While everyone agrees in principle that a poor country, without manufacturing facilities should have the right to buy certain drugs from generic producers, the debate is on whether to include low-income countries under this principle. Also, should the scope of the principle be broadened from HIV/AIDS, tuberculosis (TB) and malaria drugs to drugs for other illnesses too, he pointed out.

"I support a broader interpretation which says lower income countries should be able to gain access to generic drugs under the trade rules for a wide range of essential purposes not just the mentioned diseases. Under that broader interpretation, there is also the commercial role for Indian companies to sell abroad, which I support," he said. "The US virtually stood alone in blocking the broader interpretation. The Indian Government in negotiating on this issue held out for the broader interpretation and I think that they did a good job," he said.

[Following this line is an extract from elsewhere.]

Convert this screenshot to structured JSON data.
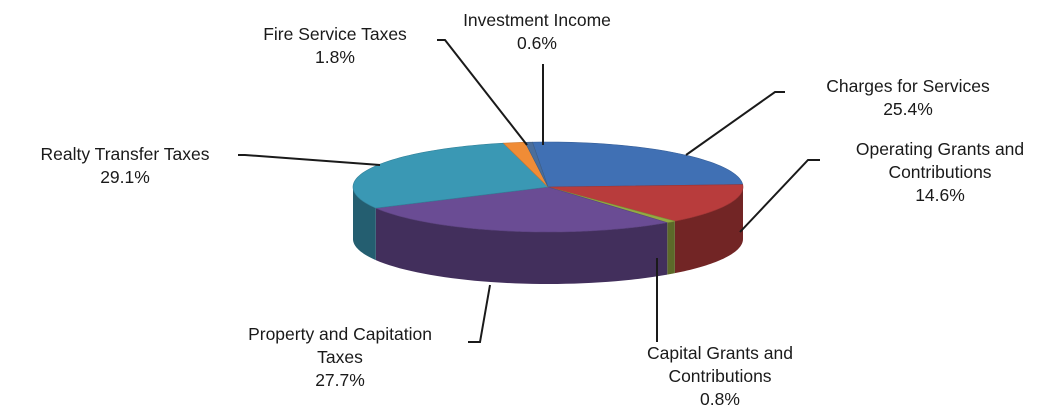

Responding to whether his opinion put him on a confrontationist path with US drug majors, he clarified: "I support IPR in high-income markets. They need to make profits on their research and developments and so we should have strong patent protection in the US, Europe or Canada or other high-income markets. However, they should not and cannot expect to make profits in low-income countries where people are dying for lack of access to drugs. These companies really make their money in the high-income market and they should not stand in the way of poor people gaining access to drugs in the low-income countries."

Meanwhile, in India, to resolve the paradox of domestic companies being active in the global anti-AIDS market even while local HIV-infected were unable to afford anti-AIDS drugs, he suggested: "The Government should access the Global Fund for HIV/AIDS, TB and malaria, use these funds to procure low-cost drugs from local generic companies. And this could be distributed to the infected patients through the public system," he added.

Stressing the urgency to act on HIV/AIDS, he said: "Foreign investors will be relieved to see India making major commitments in health and education. They know it's not just the infrastructure in terms of ports and roads that matter. It is also the health and quality of labour. Increased Government spending on healthcare and the quality of human potential would in fact be very re-assuring to investors."